# looking for another set of these "ridged" hubcaps



## bikesnbuses (Jun 15, 2014)

>>>>>>>>>>FOUND!!!!!!!!!!!!!!

Looking for another "rider" condition set of these red jeweled hub caps...Thanks!


----------



## bikesnbuses (Jun 25, 2014)

Anyone??


----------



## bicycle larry (Jun 25, 2014)

*hub caps*

yes i had 4 of thees caps in the first picture and 2 of thees caps in the second picture. i sold them to a gentlaman at memory swap meet. i could use a set my self !!!! does any one of the cabers no wat year thees are . from bicycle larry


----------



## bikesnbuses (Jul 5, 2014)

Bump up for MY wanted to buy thread... Thanks,Jeff


----------



## bikesnbuses (Aug 4, 2014)

They don't have to be NOS. ..Bump


----------



## bikesnbuses (Aug 31, 2014)

N case you were wondering,...yes I'm filling up the wtb section today..ha!


----------



## bikesnbuses (Sep 13, 2014)

Back up for viewing. .


----------



## bikesnbuses (Dec 9, 2014)

Still needed...


----------



## bicycle larry (Dec 9, 2014)

*ridged*

is thees the hub caps your looking for thats on my monark .  from bicycle larry


----------



## bikesnbuses (Dec 10, 2014)

Yes,those look to be the ones...


----------



## bikesnbuses (Dec 20, 2014)

Sooooooo..yes...Im looking for a set of those hubcaps...


----------



## bikesnbuses (Jan 5, 2015)

Bump....up...


----------



## petritl (Jan 5, 2015)

I bought these for my Phantom and haven't exactly convinced myself to part with them yet but I do have this NIB set.


----------



## decotriumph (Jan 5, 2015)

I saw a set on eBay today.
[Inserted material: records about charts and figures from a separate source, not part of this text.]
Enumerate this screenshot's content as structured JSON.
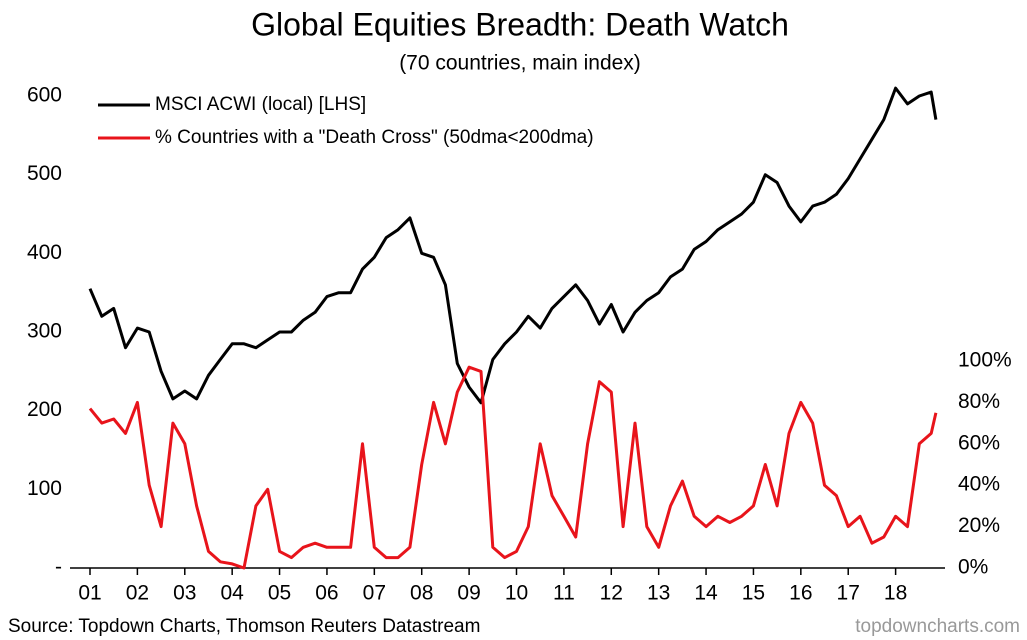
{
  "chart_data": {
    "type": "line",
    "title": "Global Equities Breadth: Death Watch",
    "subtitle": "(70 countries, main index)",
    "source": "Source: Topdown Charts, Thomson Reuters Datastream",
    "watermark": "topdowncharts.com",
    "x": [
      2001,
      2001.25,
      2001.5,
      2001.75,
      2002,
      2002.25,
      2002.5,
      2002.75,
      2003,
      2003.25,
      2003.5,
      2003.75,
      2004,
      2004.25,
      2004.5,
      2004.75,
      2005,
      2005.25,
      2005.5,
      2005.75,
      2006,
      2006.25,
      2006.5,
      2006.75,
      2007,
      2007.25,
      2007.5,
      2007.75,
      2008,
      2008.25,
      2008.5,
      2008.75,
      2009,
      2009.25,
      2009.5,
      2009.75,
      2010,
      2010.25,
      2010.5,
      2010.75,
      2011,
      2011.25,
      2011.5,
      2011.75,
      2012,
      2012.25,
      2012.5,
      2012.75,
      2013,
      2013.25,
      2013.5,
      2013.75,
      2014,
      2014.25,
      2014.5,
      2014.75,
      2015,
      2015.25,
      2015.5,
      2015.75,
      2016,
      2016.25,
      2016.5,
      2016.75,
      2017,
      2017.25,
      2017.5,
      2017.75,
      2018,
      2018.25,
      2018.5,
      2018.75,
      2018.85
    ],
    "xlim": [
      2001,
      2019
    ],
    "xticks": [
      {
        "value": 2001,
        "label": "01"
      },
      {
        "value": 2002,
        "label": "02"
      },
      {
        "value": 2003,
        "label": "03"
      },
      {
        "value": 2004,
        "label": "04"
      },
      {
        "value": 2005,
        "label": "05"
      },
      {
        "value": 2006,
        "label": "06"
      },
      {
        "value": 2007,
        "label": "07"
      },
      {
        "value": 2008,
        "label": "08"
      },
      {
        "value": 2009,
        "label": "09"
      },
      {
        "value": 2010,
        "label": "10"
      },
      {
        "value": 2011,
        "label": "11"
      },
      {
        "value": 2012,
        "label": "12"
      },
      {
        "value": 2013,
        "label": "13"
      },
      {
        "value": 2014,
        "label": "14"
      },
      {
        "value": 2015,
        "label": "15"
      },
      {
        "value": 2016,
        "label": "16"
      },
      {
        "value": 2017,
        "label": "17"
      },
      {
        "value": 2018,
        "label": "18"
      }
    ],
    "ylim": [
      0,
      600
    ],
    "yticks": [
      {
        "value": 0,
        "label": "-"
      },
      100,
      200,
      300,
      400,
      500,
      600
    ],
    "y2lim": [
      0,
      100
    ],
    "y2ticks": [
      {
        "value": 0,
        "label": "0%"
      },
      {
        "value": 20,
        "label": "20%"
      },
      {
        "value": 40,
        "label": "40%"
      },
      {
        "value": 60,
        "label": "60%"
      },
      {
        "value": 80,
        "label": "80%"
      },
      {
        "value": 100,
        "label": "100%"
      }
    ],
    "series": [
      {
        "name": "MSCI ACWI (local) [LHS]",
        "color": "#000000",
        "values": [
          355,
          320,
          330,
          280,
          305,
          300,
          250,
          215,
          225,
          215,
          245,
          265,
          285,
          285,
          280,
          290,
          300,
          300,
          315,
          325,
          345,
          350,
          350,
          380,
          395,
          420,
          430,
          445,
          400,
          395,
          360,
          260,
          230,
          210,
          265,
          285,
          300,
          320,
          305,
          330,
          345,
          360,
          340,
          310,
          335,
          300,
          325,
          340,
          350,
          370,
          380,
          405,
          415,
          430,
          440,
          450,
          465,
          500,
          490,
          460,
          440,
          460,
          465,
          475,
          495,
          520,
          545,
          570,
          610,
          590,
          600,
          605,
          570
        ]
      },
      {
        "name": "% Countries with a \"Death Cross\" (50dma<200dma)",
        "color": "#e8141b",
        "axis": "y2",
        "values": [
          77,
          70,
          72,
          65,
          80,
          40,
          20,
          70,
          60,
          30,
          8,
          3,
          2,
          0,
          30,
          38,
          8,
          5,
          10,
          12,
          10,
          10,
          10,
          60,
          10,
          5,
          5,
          10,
          50,
          80,
          60,
          85,
          97,
          95,
          10,
          5,
          8,
          20,
          60,
          35,
          25,
          15,
          60,
          90,
          85,
          20,
          70,
          20,
          10,
          30,
          42,
          25,
          20,
          25,
          22,
          25,
          30,
          50,
          30,
          65,
          80,
          70,
          40,
          35,
          20,
          25,
          12,
          15,
          25,
          20,
          60,
          65,
          75
        ]
      }
    ]
  }
}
Here they are: http://www.ebay.com/itm/Wald-Vintag...482?pt=LH_DefaultDomain_0&hash=item4630af67e2


----------



## petritl (Jan 6, 2015)

decotriumph said:


> I saw a set on eBay today. Here they are: http://www.ebay.com/itm/Wald-Vintag...482?pt=LH_DefaultDomain_0&hash=item4630af67e2




Btw: these caps on ebay are missing the mounting brackets.


----------



## decotriumph (Jan 6, 2015)

petritl said:


> Btw: these caps on ebay are missing the mounting brackets.




Yes they are


----------



## bikesnbuses (Jan 6, 2015)

Thanks for the leads guys!


----------



## petritl (Jan 6, 2015)

If someone on the Cabe bought the caps on eBay this morning; these are what need to be fabricated:


----------



## bikesnbuses (Feb 14, 2015)

Still looking for just 1 set.....................................................................


----------



## bikesnbuses (Feb 26, 2015)

bump


----------



## bikesnbuses (Mar 10, 2015)

Anyone.....???


----------